The D. A. was ready His case was red-hot. Defendant was present, His witness was not.[1]*772 He prayed one day's delay From His honor the judge. But his plea was not granted The Court would not budge.[2]So the jury was empaneled All twelve good and true But without his main witness What could the twelve do?[3]The jury went out To consider his case And then they returned The defendant to face. "What verdict, Mr. Foreman?" The learned judge inquired. "Guilty, your honor." On Brown's face no smile. "Stand up" said the judge, Then quickly announced "Seven years at hard labor" Thus his sentence pronounced. *773 "This trial was not fair," The defendant then sobbed. "With my main witness absent I've simply been robbed." "I want a new trial State has not fairly won." "New trial denied," Said Judge Dunbar Harrison. "If you still say I'm wrong," The able judge did then say "Why not appeal to Atlanta? Let those Appeals Judges earn part of their pay." "I will appeal, sir" Which he proceeded to do "They can't treat me worse Than I've been treated by you." So the case has reached us And now we must decide Was the guilty verdict legal Or should we set it aside? Justice and fairness Must prevail at all times; This is ably discussed In a case without rhyme.[4]The law of this State Does guard every right Of those charged with crime Fairness always in sight. *774 To continue civil cases The judge holds all aces. But it's a different ball-game In criminal cases.[5]Was one day's delay Too much to expect? Could the State refuse it With all due respect? Did Justice applaud Or shed bitter tears When this news from Savannah First fell on her ears? We've considered this case Through the night through the day. As Judge Harrison said, "We must earn our poor pay." This case was once tried But should now be rehearsed And tried one more time. This case is reversed!Judgment reversed. Deen, P. J., and Stolz, J., concur.
NOTES
[1] See Wheat v. Fraker, 107 Ga. App. 318 (130 SE2d 251), for precedent in writing an opinion in rhyme.

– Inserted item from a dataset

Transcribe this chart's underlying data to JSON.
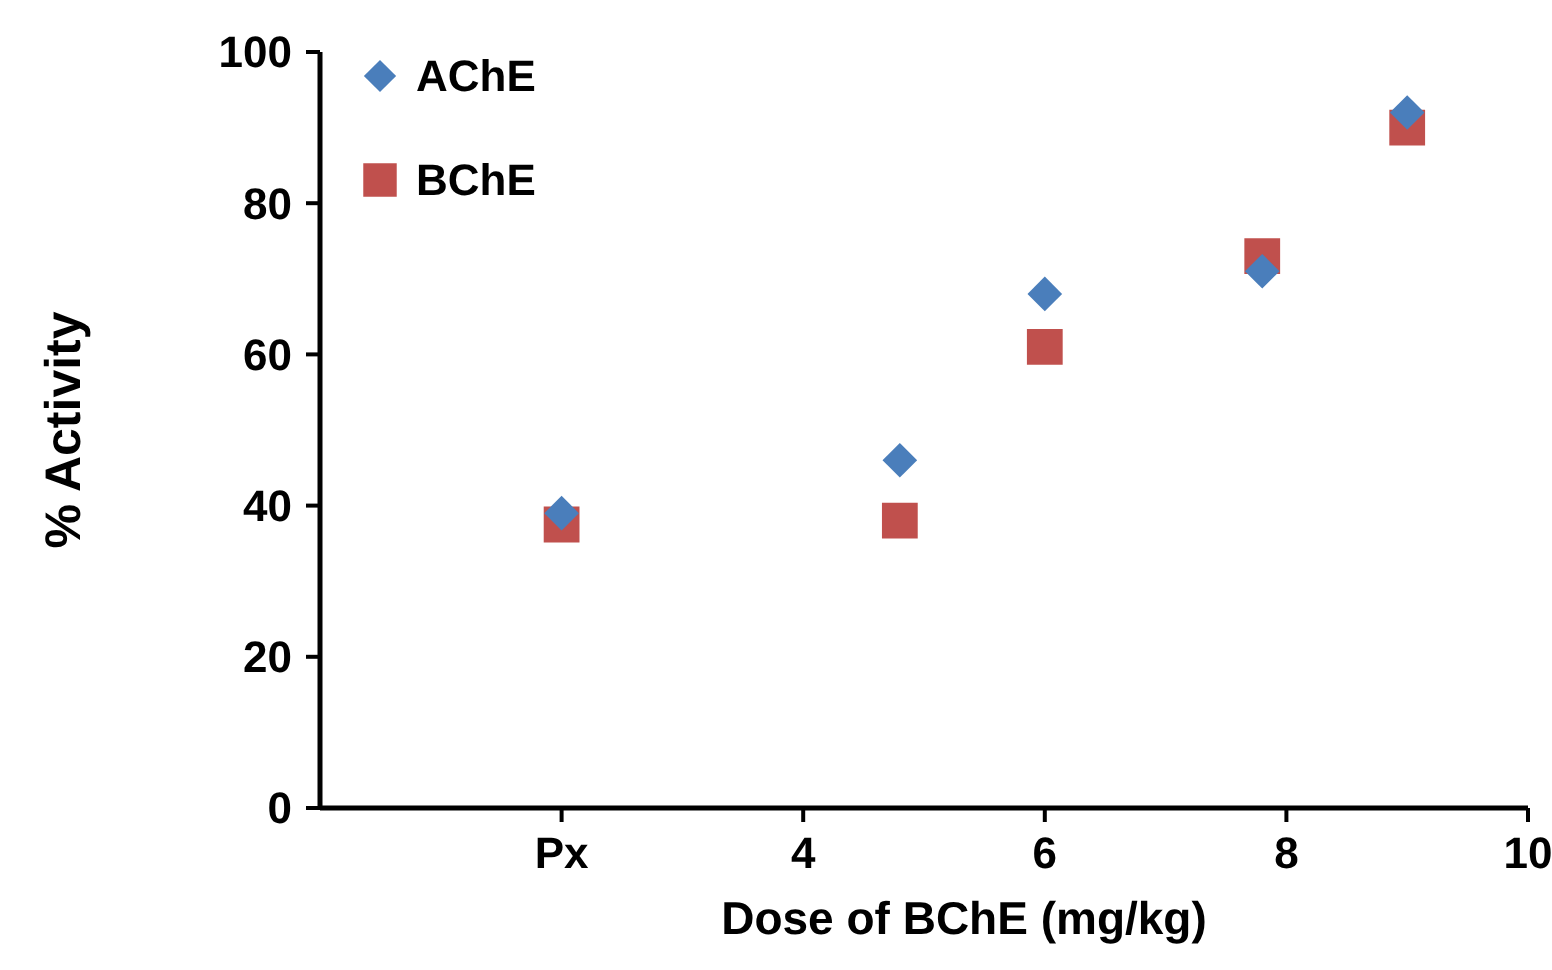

[2] I profoundly apologize to Judge Sol Clark, of this court, for invading the field of innovation and departure from normalcy in writing opinions; especially in the copious use of footnotes.
[3] This opinion is placed in rhyme because approximately one year ago, in Savannah at a very convivial celebration, the distinguished Judge Dunbar Harrison, Senior Judge of Chatham Superior Courts, arose and addressed those assembled, and demanded that if Judge Randall Evans, Jr. ever again was so presumptious as to reverse one of his decisions, that the opinion be written in poetry. I readily admit I am unable to comply, because I am not a poet, and the language used, at best, is mere doggerel. I have done my best, but my limited ability just did not permit the writing of a great poem. It was no easy task to write the opinion in rhyme.
[4] See Murphy v. State, 132 Ga. App. 654-658 (209 SE2d 101), wherein a well-written and well-reasoned opinion discusses the reasons why a denial of motion to continue in a criminal case was erroneous and subject to reversal.
[5] See Hobbs v. State, 8 Ga. App. 53, 54 (68 SE 515), where it is demonstrated that a motion to continue in a criminal case must not be judged with the same meticulous severity as in civil cases.